A new frontier: Growing D.C.’s food industry in Virginia’s suburbs

WASHINGTON — Popular food incubators such as Union Kitchen and Mess Hall have made it possible for D.C. startups to make and sell small-batch coffee, homemade ketchup and craft kolaches.

Now, the demand for similar artisan products is spreading to the suburbs.

Culinary creatives in Northern Virginia will soon have a place to call home when Brenda Brown opens Frontier Kitchen in Lorton this summer.

“We get a lot of phone calls from people who want to change the food industry here in Virginia,” says Brown, who has lived in the Woodbridge area for 11 years.

“We work in D.C. all day, they come back and they want to have the same kind of ability to find different foods, and good foods, here at home.”

Frontier Kitchen
Frontier Kitchen is still under construction, but owner Brenda Brown plans to open the Lorton, Virginia, location in July. (WTOP/Rachel Nania)

Frontier Kitchen has been an 18-month project for Brown. It all started when her husband left the tech industry to attend pastry school and open his own bakery.

Building a kitchen for the bakery was too expensive, and they couple says they couldn’t find a shared kitchen space with a nurturing entrepreneurial environment outside of the District.

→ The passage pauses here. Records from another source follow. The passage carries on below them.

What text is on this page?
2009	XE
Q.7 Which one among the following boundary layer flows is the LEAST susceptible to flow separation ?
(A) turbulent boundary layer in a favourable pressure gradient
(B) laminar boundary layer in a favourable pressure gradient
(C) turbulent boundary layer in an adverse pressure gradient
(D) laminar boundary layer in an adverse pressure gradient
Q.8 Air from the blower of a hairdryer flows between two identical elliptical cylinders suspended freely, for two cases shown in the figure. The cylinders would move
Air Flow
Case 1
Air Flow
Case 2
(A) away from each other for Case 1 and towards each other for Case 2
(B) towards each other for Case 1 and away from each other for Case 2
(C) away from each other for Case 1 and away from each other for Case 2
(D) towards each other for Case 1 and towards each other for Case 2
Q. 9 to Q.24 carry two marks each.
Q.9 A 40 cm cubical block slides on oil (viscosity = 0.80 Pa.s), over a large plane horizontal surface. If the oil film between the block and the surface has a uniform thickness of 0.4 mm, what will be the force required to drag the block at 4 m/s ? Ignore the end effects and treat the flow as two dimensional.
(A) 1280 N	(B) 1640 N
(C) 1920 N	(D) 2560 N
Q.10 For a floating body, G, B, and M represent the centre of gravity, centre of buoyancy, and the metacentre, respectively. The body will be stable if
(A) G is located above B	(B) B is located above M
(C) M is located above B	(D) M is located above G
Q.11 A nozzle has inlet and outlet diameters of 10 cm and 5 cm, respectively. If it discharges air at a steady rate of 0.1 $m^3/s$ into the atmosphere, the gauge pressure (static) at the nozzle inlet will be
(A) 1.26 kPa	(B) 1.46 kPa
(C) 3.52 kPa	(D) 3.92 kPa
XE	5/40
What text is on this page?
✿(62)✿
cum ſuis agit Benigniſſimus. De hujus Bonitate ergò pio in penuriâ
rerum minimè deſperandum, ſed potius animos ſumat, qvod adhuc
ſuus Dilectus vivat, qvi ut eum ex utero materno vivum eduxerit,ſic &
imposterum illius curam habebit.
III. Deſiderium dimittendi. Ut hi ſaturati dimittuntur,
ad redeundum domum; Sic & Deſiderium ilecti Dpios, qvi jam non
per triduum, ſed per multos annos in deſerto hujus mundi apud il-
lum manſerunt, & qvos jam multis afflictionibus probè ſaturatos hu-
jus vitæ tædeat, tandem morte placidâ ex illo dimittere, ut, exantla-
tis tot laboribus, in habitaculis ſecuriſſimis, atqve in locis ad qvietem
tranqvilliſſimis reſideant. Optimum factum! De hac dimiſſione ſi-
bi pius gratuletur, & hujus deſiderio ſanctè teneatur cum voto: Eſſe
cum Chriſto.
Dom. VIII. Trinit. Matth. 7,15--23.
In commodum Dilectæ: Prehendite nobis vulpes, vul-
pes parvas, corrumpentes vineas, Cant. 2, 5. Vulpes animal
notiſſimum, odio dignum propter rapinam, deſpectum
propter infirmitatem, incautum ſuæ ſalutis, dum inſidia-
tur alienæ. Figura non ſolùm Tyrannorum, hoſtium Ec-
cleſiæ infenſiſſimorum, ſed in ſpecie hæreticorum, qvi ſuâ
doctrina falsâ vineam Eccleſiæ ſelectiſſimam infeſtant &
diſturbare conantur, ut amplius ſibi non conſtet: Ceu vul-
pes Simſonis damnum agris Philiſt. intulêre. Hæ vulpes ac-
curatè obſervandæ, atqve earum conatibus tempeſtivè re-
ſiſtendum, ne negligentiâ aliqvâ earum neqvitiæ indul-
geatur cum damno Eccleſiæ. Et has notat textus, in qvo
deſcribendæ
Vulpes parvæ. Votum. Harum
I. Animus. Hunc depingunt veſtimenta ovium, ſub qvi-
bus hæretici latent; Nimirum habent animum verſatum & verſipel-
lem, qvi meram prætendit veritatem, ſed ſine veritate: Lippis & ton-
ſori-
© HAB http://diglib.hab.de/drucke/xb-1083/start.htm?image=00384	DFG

Brown, whose background is in capacity building and helping startups navigate business plans and strategic elements, decided to take matters into her own hands and open the type of food community she had hoped to find for her husband — only much closer to home.

Frontier Kitchen, which will open in July, holds up to 50 rotating businesses.

The production area includes four bakery workstations, with convection ovens and commercial-size mixers, and four culinary stations, which are equipped with six-burner stoves, grease hoods and space for fryers.

The space will include six prep workstations, a walk-in freezer, shelf storage space and a lounge with a mailroom for the member businesses. Pastry chef Cassity Jones will serve as the business’ chief operating officer and will oversee the day-to-day operations of the kitchen.

Brown says so far, Frontier Kitchen has received 27 applications for membership, one of which is her husband’s. Grant Brown plans to grow his business, Granted Artisan Bakery, out of the new production space.

He also hopes to be a part of a new food movement in Northern Virginia and replicate the culture and community that D.C.’s food incubators have fostered.

“[The D.C. incubators] are very much into the D.C. scene and working with the D.C. restaurants, which is great, but D.C. is where everybody commutes to. So you’re having these wonderful lunches there and those great restaurants and you’re meeting those wonderful people, but you do have to go home sooner or later. You go home to your family and you want to show them the same type of meal that you had for lunch. You get excited about food; you want to share it,” Grant says.

“Bringing some of it out into the suburbs and the outlying communities, we can actually grow the D.C. food industry and get our own flavors going.”

Grant, who trained at the L’Academie de Cuisine, currently sells his brownies, cupcakes and cookies at a handful of Northern Virginia’s SMART Markets. With the new kitchen space, he plans to expand his product list to include traditional French pastries, such as Napoleons and éclairs.

Claudia Reyes, of Falls Church, is another new member who hopes to grow her company out of Frontier Kitchen. With her mother, she runs Casero Creations, a Bolivian bakery.

The two make everything from vegetarian empanadas to cuñapé (a Bolivian bread made of yucca flour and cheese), to alfajores (cookies that sandwich dulce de leche) to no-sugar banana bread. Similar to Grant, they sell their products at a variety of farmers markets across Northern Virginia.

Having a bigger production space then their current one is key, Reyes says.

“Now we can make more of the product and start selling more.”

One way Frontier Kitchen is already helping its members sell more of their products is through a partnership with the Workhouse Arts Center, also in Lorton. Last weekend, Frontier Kitchen took over the center’s cafe, where it will sell products from the kitchen’s members.

“It’s going to become a place for us to show our best work and for customers to find us,” Grant says.

Brenda also plans to host events and cooking classes out of the Workhouse Arts Center.

“As our cooperation increases, throughout the year, we’ll be doing more and more events based around our member products,” she says.

Those interested in becoming members don’t have to wait until July to start cooking. Some members are already working out of a temporary space in Haymarket.

Brenda is already predicting the need to grow the incubator’s space — both in Lorton and throughout the Northern Virginia area. She currently has a right of first refusal on the warehouse space directly behind Frontier Kitchen’s current location. She also says there’s potential to add another location in the Sterling area.

“We’ve heard there’s a big demand there, we’re getting the phone calls,” she says.

But right now, she’s focused on getting the first location up and running.

“We want to get people pumping out product from this location … Our members are working on their own small businesses to change the community for the better.”